David Sirota articulates here what I've sadly come to acknowledge.
Elizabeth Kubler Ross gave us The Five Stages of Grieving. It is an incremental, slow, sometimes halting process. I haven't got to the final stage, Acceptance, yet, and am stuck somewhere between Stage 2, Anger and Stage 4, Depression. I've clearly passed Stage 1, Denial, and don't remember much about Stage 3, Bargaining, except I tried to be patient with Obama, though less patient with Congress.
I listened to my Obama loyalist friends who have been more patient than I, that he's only been president for(name the number of months of your choice) and that it takes a lot of time to turn the Queen Mary around in her berth. But the captain and his crew have not even loosened the dock lines. They are not trying to turn things around. We've still got Bush's secrecy, detention and rendition policies in place. Like W, Obama is rewriting laws with signing statements, to cite a few things that we were told would change.
I am one of those who has felt stabbed in the back by Obama and the Democrat Party. They are guilty of false advertising, bait and switch behavior, if not outright fraud and dishonesty.
Neocons are still able to get war funding passed, the Pentagon is still able to keep the president in line. The military/industrial complex still lives and controls The War Department.(The Defense Department is a euphemism). We are doubling down in Afghanistan to keep the unending, by definition, war on terror going.
As I wrote during the campaign, I hoped for, but didn't really expect that we'd see much if any change in DC, regardless of who won the White House and held majorities in both houses of Congress.
Still I hoped.
But it's pretty clear that just as many Democrat as Republican Senators and Representatives compromise their integrity with acceptance of huge campaign contributions from vested interests; defense, energy, health insurance, finance, auto, etc.. These are vested interests in the status quo located all around the country and around the globe.
Here's Ralph Lopez at Truthout on this point. He cites a 1976 Supreme Court decision which equated money with freedom of speech. He makes the pithy statement that it granted the right to buy your own Congressman, but not expressly mine too.

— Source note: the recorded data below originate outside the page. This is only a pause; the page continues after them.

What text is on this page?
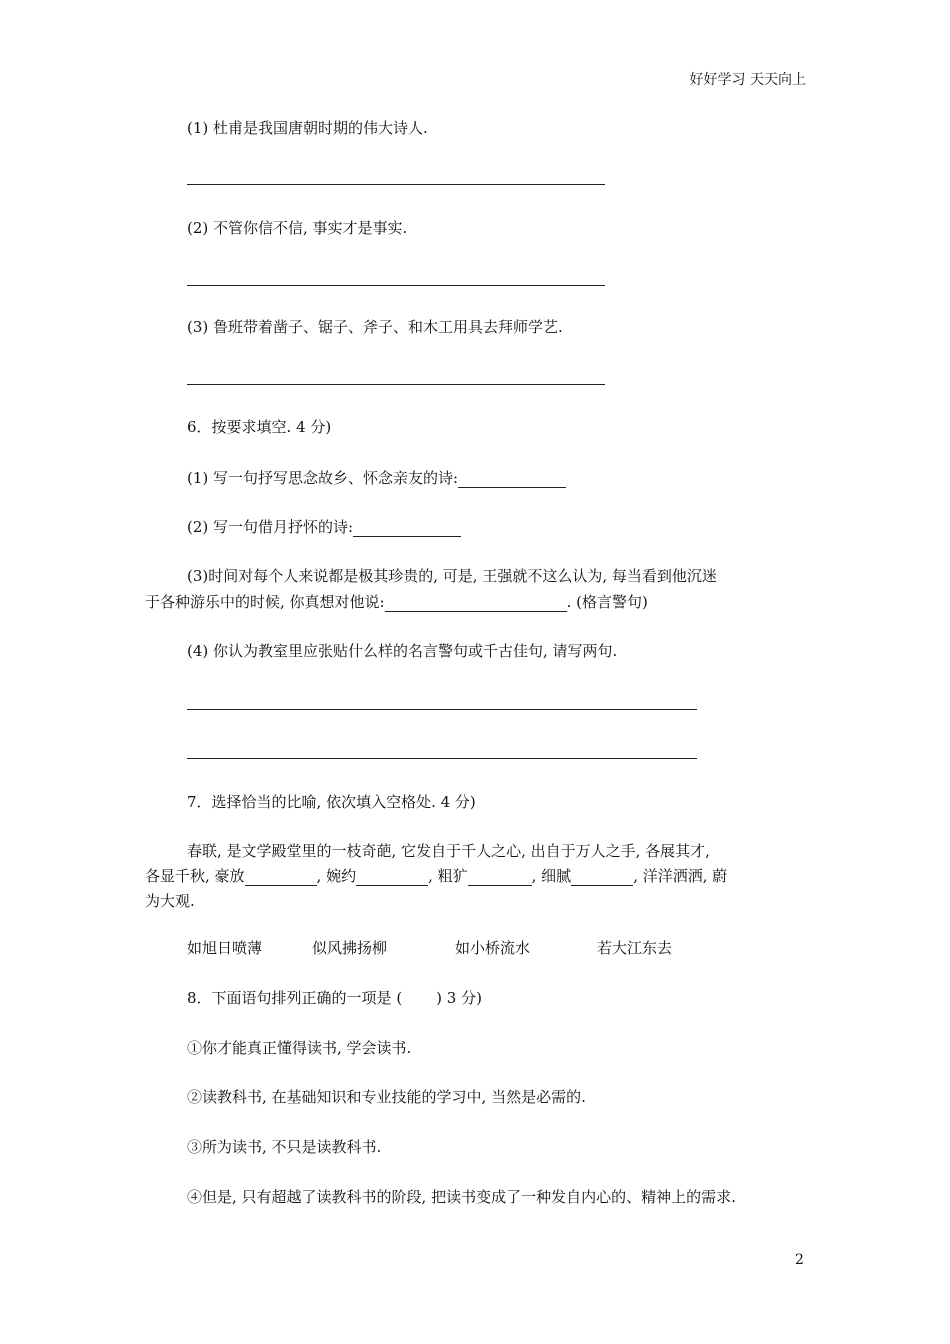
好好学习 天天向上
(1) 杜甫是我国唐朝时期的伟大诗人.
(2) 不管你信不信, 事实才是事实.
(3) 鲁班带着凿子、锯子、斧子、和木工用具去拜师学艺.
6．按要求填空. 4 分)
(1) 写一句抒写思念故乡、怀念亲友的诗:
(2) 写一句借月抒怀的诗:
(3)时间对每个人来说都是极其珍贵的, 可是, 王强就不这么认为, 每当看到他沉迷
于各种游乐中的时候, 你真想对他说:	. (格言警句)
(4) 你认为教室里应张贴什么样的名言警句或千古佳句, 请写两句.
7．选择恰当的比喻, 依次填入空格处. 4 分)
春联, 是文学殿堂里的一枝奇葩, 它发自于千人之心, 出自于万人之手, 各展其才,
各显千秋, 豪放	, 婉约	, 粗犷	, 细腻	, 洋洋洒洒, 蔚
为大观.
如旭日喷薄	似风拂扬柳	如小桥流水	若大江东去
8．下面语句排列正确的一项是 ( ) 3 分)
①你才能真正懂得读书, 学会读书.
②读教科书, 在基础知识和专业技能的学习中, 当然是必需的.
③所为读书, 不只是读教科书.
④但是, 只有超越了读教科书的阶段, 把读书变成了一种发自内心的、精神上的需求.
2
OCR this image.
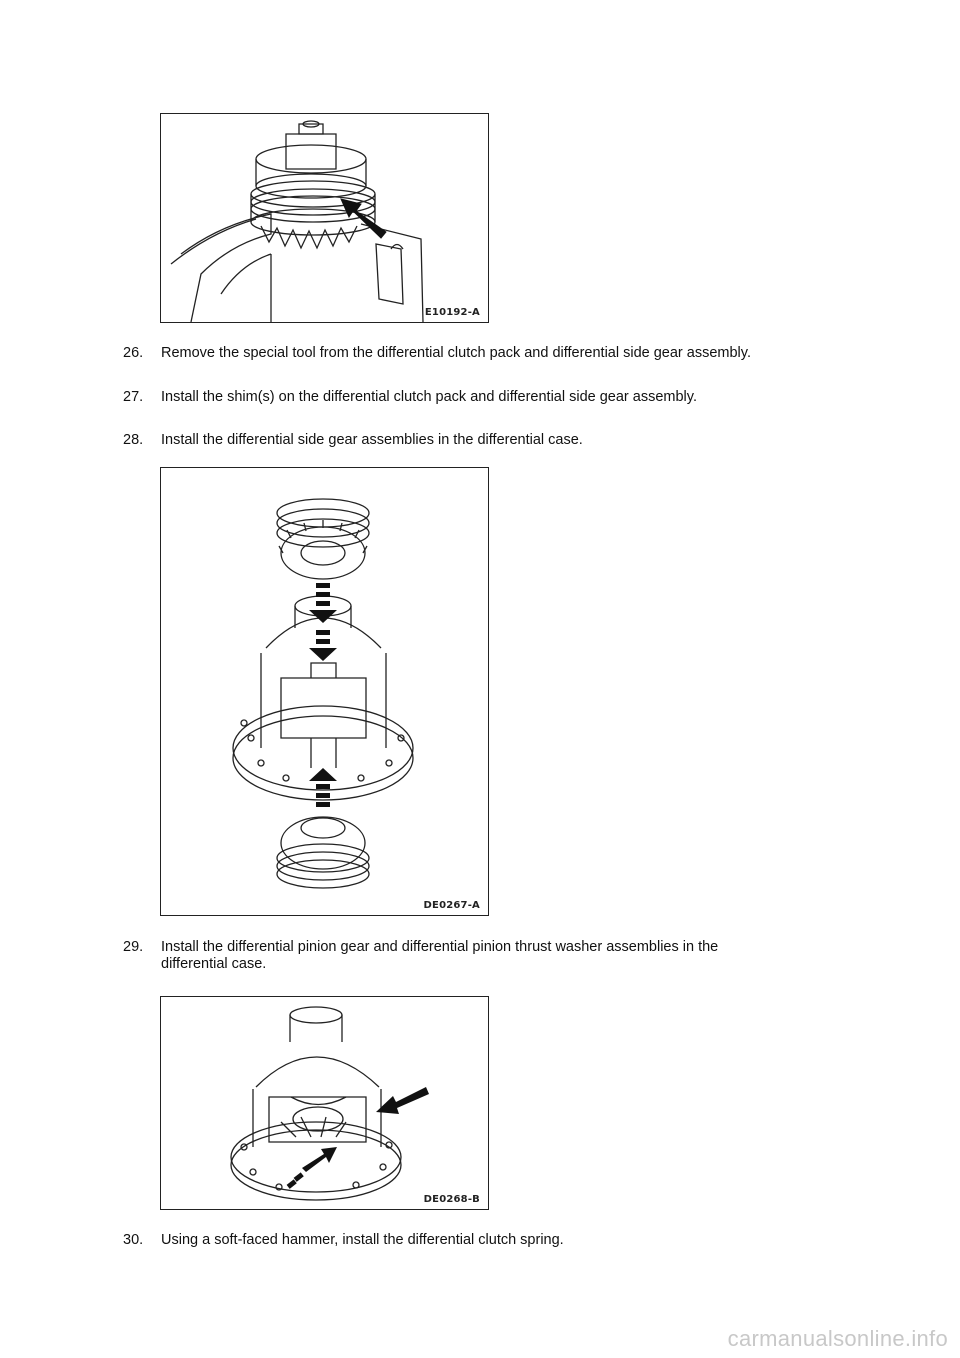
E10192-A
26. Remove the special tool from the differential clutch pack and differential side gear assembly.
27. Install the shim(s) on the differential clutch pack and differential side gear assembly.
28. Install the differential side gear assemblies in the differential case.
DE0267-A
29. Install the differential pinion gear and differential pinion thrust washer assemblies in the
differential case.
DE0268-B
30. Using a soft-faced hammer, install the differential clutch spring.
carmanualsonline.info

So the wars roll on, we're still in a Great Recession, unemployment is almost 10%( and that doesn't include people who could work, but have stopped looking for work), nothing substantive is getting done about climate change, the outlook for real improvement in health care is bleak, the financial tycoons are laughing all the way to the plush offices in their banks, the so-called financial regulators are themselves reined in by those they are supposed to regulate, nuclear proliferation seems inevitable, immigration reform isn't even talked about now; and that's just for starters.
It's business as usual in D.C. Follow the money. Them's what has, gets. The more things change, the more they stay the same. So what else is new?, hope for the best but prepare for the worst, and any and all other sayings and shibboleths that come to mind.
Do we just resign ourselves to total and complete cynicism and Depression, Stage 4 or do we find solace in the line from Desiderata, 'No doubt the Universe is unfolding as it should', Stage 5, Acceptance?
The Lighthouse is still on; a beacon to the adrift and illumination for the washed ashore.